On the one hand, there is nothing new here, and New York is not alone in this boat.  Disconnects between the results for NAEP and state tests have been well known and much discussed for years.  The open question is whether state tests have now been sufficiently discredited in the minds of voters to make them a political liability.  The even larger question is whether the failure of test-driven accountability to move the needle will feed voter resentment, turning testing into a legitimate campaign issue in state and local races this November and beyond.

“There’s a palpable backlash against testing across much of the great American middle class,” Fordham’s Checker Finn recently observed.  ”We need to face the fact that testing, particularly high-stakes uses of test results for students and teachers alike, are deeply unpopular outside policymaker circles and could well lose rather than gain political traction in coming years.” 
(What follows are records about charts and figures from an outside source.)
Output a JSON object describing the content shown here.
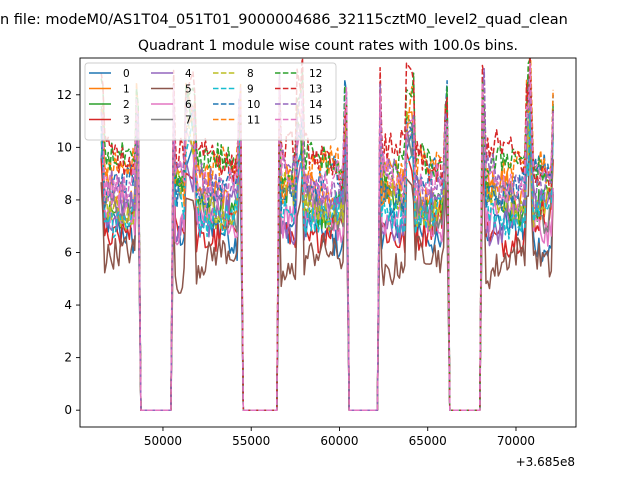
{
  "chart_data": {
    "type": "line",
    "suptitle": "n file: modeM0/AS1T04_051T01_9000004686_32115cztM0_level2_quad_clean",
    "title": "Quadrant 1 module wise count rates with 100.0s bins.",
    "xlabel": "",
    "ylabel": "",
    "x_offset_label": "+3.685e8",
    "xlim": [
      45300,
      73400
    ],
    "ylim": [
      -0.64,
      13.4
    ],
    "xticks": [
      50000,
      55000,
      60000,
      65000,
      70000
    ],
    "xtick_labels": [
      "50000",
      "55000",
      "60000",
      "65000",
      "70000"
    ],
    "yticks": [
      0,
      2,
      4,
      6,
      8,
      10,
      12
    ],
    "ytick_labels": [
      "0",
      "2",
      "4",
      "6",
      "8",
      "10",
      "12"
    ],
    "legend_position": "top-left",
    "legend_columns": 4,
    "active_segments": [
      [
        46500,
        48600
      ],
      [
        50600,
        51300
      ],
      [
        51700,
        54400
      ],
      [
        56600,
        57600
      ],
      [
        57800,
        60400
      ],
      [
        62300,
        63800
      ],
      [
        64100,
        66100
      ],
      [
        68100,
        70700
      ],
      [
        70800,
        72100
      ]
    ],
    "bin_seconds": 100,
    "series": [
      {
        "name": "0",
        "color": "#1f77b4",
        "dash": "solid",
        "mean": 6.6
      },
      {
        "name": "1",
        "color": "#ff7f0e",
        "dash": "solid",
        "mean": 8.4
      },
      {
        "name": "2",
        "color": "#2ca02c",
        "dash": "solid",
        "mean": 8.1
      },
      {
        "name": "3",
        "color": "#d62728",
        "dash": "solid",
        "mean": 7.0
      },
      {
        "name": "4",
        "color": "#9467bd",
        "dash": "solid",
        "mean": 7.4
      },
      {
        "name": "5",
        "color": "#8c564b",
        "dash": "solid",
        "mean": 5.5
      },
      {
        "name": "6",
        "color": "#e377c2",
        "dash": "solid",
        "mean": 7.1
      },
      {
        "name": "7",
        "color": "#7f7f7f",
        "dash": "solid",
        "mean": 7.8
      },
      {
        "name": "8",
        "color": "#bcbd22",
        "dash": "dashed",
        "mean": 8.0
      },
      {
        "name": "9",
        "color": "#17becf",
        "dash": "dashed",
        "mean": 7.7
      },
      {
        "name": "10",
        "color": "#1f77b4",
        "dash": "dashed",
        "mean": 8.6
      },
      {
        "name": "11",
        "color": "#ff7f0e",
        "dash": "dashed",
        "mean": 8.9
      },
      {
        "name": "12",
        "color": "#2ca02c",
        "dash": "dashed",
        "mean": 9.1
      },
      {
        "name": "13",
        "color": "#d62728",
        "dash": "dashed",
        "mean": 9.5
      },
      {
        "name": "14",
        "color": "#9467bd",
        "dash": "dashed",
        "mean": 8.8
      },
      {
        "name": "15",
        "color": "#e377c2",
        "dash": "dashed",
        "mean": 9.0
      }
    ]
  }
}
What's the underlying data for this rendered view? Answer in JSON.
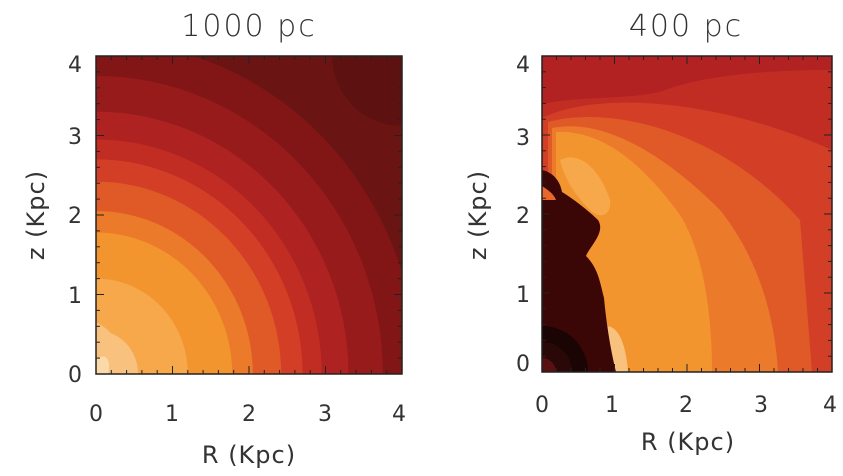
{
  "chart_data": [
    {
      "type": "heatmap",
      "title": "1000 pc",
      "xlabel": "R (Kpc)",
      "ylabel": "z (Kpc)",
      "xlim": [
        0,
        4
      ],
      "ylim": [
        0,
        4
      ],
      "x_ticks": [
        "0",
        "1",
        "2",
        "3",
        "4"
      ],
      "y_ticks": [
        "0",
        "1",
        "2",
        "3",
        "4"
      ],
      "colormap": [
        "#5c1111",
        "#6b1414",
        "#821616",
        "#981b1b",
        "#af2222",
        "#c22d23",
        "#d33f26",
        "#e05a28",
        "#ec7a2b",
        "#f3952f",
        "#f6a84a",
        "#f8c27e"
      ],
      "contour_radii_kpc": [
        4.6,
        4.2,
        3.75,
        3.3,
        2.95,
        2.7,
        2.42,
        2.05,
        1.78,
        1.2,
        0.55
      ],
      "grid": false
    },
    {
      "type": "heatmap",
      "title": "400 pc",
      "xlabel": "R (Kpc)",
      "ylabel": "z (Kpc)",
      "xlim": [
        0,
        4
      ],
      "ylim": [
        0,
        4
      ],
      "x_ticks": [
        "0",
        "1",
        "2",
        "3",
        "4"
      ],
      "y_ticks": [
        "0",
        "1",
        "2",
        "3",
        "4"
      ],
      "colormap": [
        "#3a0606",
        "#c22d23",
        "#d33f26",
        "#e05a28",
        "#ec7a2b",
        "#f3952f",
        "#f8c27e"
      ],
      "grid": false
    }
  ]
}
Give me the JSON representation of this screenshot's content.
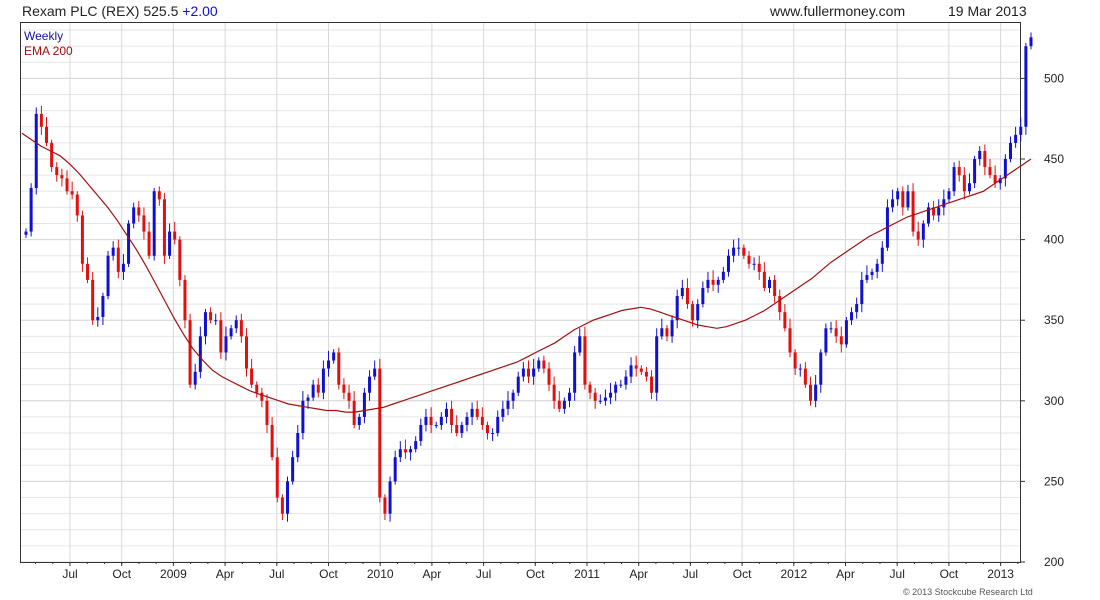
{
  "header": {
    "title": "Rexam PLC (REX) 525.5",
    "change": "+2.00",
    "site": "www.fullermoney.com",
    "date": "19 Mar 2013"
  },
  "legend": {
    "interval": "Weekly",
    "ema": "EMA 200"
  },
  "copyright": "© 2013 Stockcube Research Ltd",
  "colors": {
    "up": "#1010d0",
    "down": "#e01010",
    "ema": "#a01010",
    "grid": "#d8d8d8",
    "frame": "#333333",
    "title_change": "#1010d0",
    "legend_interval": "#1010a0",
    "legend_ema": "#a01010"
  },
  "chart_data": {
    "type": "candlestick",
    "interval": "Weekly",
    "ylim": [
      200,
      535
    ],
    "y_ticks": [
      200,
      250,
      300,
      350,
      400,
      450,
      500
    ],
    "x_tick_labels": [
      "Jul",
      "Oct",
      "2009",
      "Apr",
      "Jul",
      "Oct",
      "2010",
      "Apr",
      "Jul",
      "Oct",
      "2011",
      "Apr",
      "Jul",
      "Oct",
      "2012",
      "Apr",
      "Jul",
      "Oct",
      "2013"
    ],
    "series": [
      {
        "name": "Weekly",
        "closes": [
          405,
          432,
          478,
          470,
          460,
          445,
          440,
          438,
          430,
          428,
          415,
          385,
          375,
          350,
          352,
          365,
          390,
          395,
          380,
          385,
          410,
          420,
          415,
          405,
          390,
          430,
          425,
          390,
          405,
          400,
          375,
          350,
          310,
          318,
          340,
          355,
          350,
          350,
          330,
          340,
          345,
          350,
          340,
          320,
          310,
          305,
          300,
          285,
          265,
          240,
          230,
          250,
          265,
          280,
          300,
          302,
          310,
          305,
          320,
          325,
          330,
          310,
          305,
          300,
          285,
          290,
          305,
          315,
          320,
          240,
          230,
          250,
          265,
          270,
          268,
          270,
          275,
          285,
          290,
          285,
          285,
          290,
          295,
          285,
          280,
          285,
          290,
          295,
          290,
          285,
          280,
          280,
          290,
          295,
          300,
          305,
          315,
          320,
          315,
          320,
          325,
          320,
          310,
          300,
          295,
          300,
          305,
          330,
          340,
          310,
          305,
          300,
          300,
          302,
          305,
          310,
          310,
          315,
          322,
          320,
          318,
          315,
          305,
          340,
          345,
          340,
          350,
          365,
          370,
          360,
          350,
          360,
          370,
          375,
          372,
          375,
          380,
          390,
          395,
          395,
          390,
          385,
          385,
          380,
          370,
          375,
          365,
          355,
          345,
          330,
          320,
          320,
          310,
          300,
          310,
          330,
          345,
          345,
          340,
          335,
          350,
          355,
          360,
          375,
          378,
          380,
          385,
          395,
          420,
          425,
          430,
          420,
          430,
          405,
          400,
          410,
          420,
          415,
          420,
          425,
          430,
          445,
          440,
          430,
          435,
          450,
          455,
          445,
          440,
          435,
          438,
          450,
          460,
          465,
          470,
          520,
          525.5
        ]
      },
      {
        "name": "EMA 200",
        "values": [
          466,
          462,
          458,
          455,
          452,
          447,
          441,
          434,
          427,
          420,
          412,
          403,
          394,
          384,
          373,
          362,
          351,
          341,
          332,
          325,
          319,
          315,
          312,
          309,
          306,
          304,
          302,
          300,
          298,
          297,
          296,
          295,
          294,
          294,
          293,
          293,
          294,
          295,
          296,
          298,
          300,
          302,
          304,
          306,
          308,
          310,
          312,
          314,
          316,
          318,
          320,
          322,
          324,
          327,
          330,
          333,
          336,
          340,
          344,
          347,
          350,
          352,
          354,
          356,
          357,
          358,
          357,
          355,
          353,
          351,
          349,
          347,
          346,
          345,
          346,
          348,
          350,
          353,
          356,
          360,
          364,
          368,
          372,
          376,
          381,
          386,
          390,
          394,
          398,
          402,
          405,
          408,
          411,
          414,
          416,
          418,
          420,
          422,
          424,
          426,
          428,
          430,
          434,
          438,
          442,
          446,
          450
        ]
      }
    ]
  }
}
The first test case may come in New York City, where Mayor Michael Bloomberg is up for a third term and campaigning on his education record. The New York Times points out this morning how the NAEP results are ”sharply contradicting the results of state-administered tests that showed record gains.”  NAEP results for the city itself will not be available for several weeks, but Bloomberg’s opponent, Democrat Bill Thompson, is attempting to make political hay nonetheless.  A spokesperson quoted in the New York Times today calls the Bloomberg administration the “Madoff of the American education system” and a “national disgrace.”  Bloomberg has a commanding lead in the polls, but his opponent is clearly trying to turn the Mayor’s record on education, a perceived strength, into a liability.  Will it play?  A Marist poll last Spring showed New York voters approved of the Mayor’s handling of the schools by a 51-to-41 percent margin.  It bears watching to what degree, if any, the testing issue moves those numbers.

No Child Left Behind, it has been widely observed, is a “tainted brand.”  But is “accountability” still a winner at the polls?  What NAEP seems to be telling us is that we’ve had a whole lot of test-driven accountability (and a whole lot of education spending) without a whole lot of results.  That said, it’s not an easy issue for voters to wrap their heads around.  I suspect it will be easier and more efficacious to get voters cranky about their kids education being reduced to a joyless grind.  “Prep and test schooling” does not roll as trippingly off the tongue as “tax and spend liberal” but it probably resonates more with voters than trying to explain cut scores.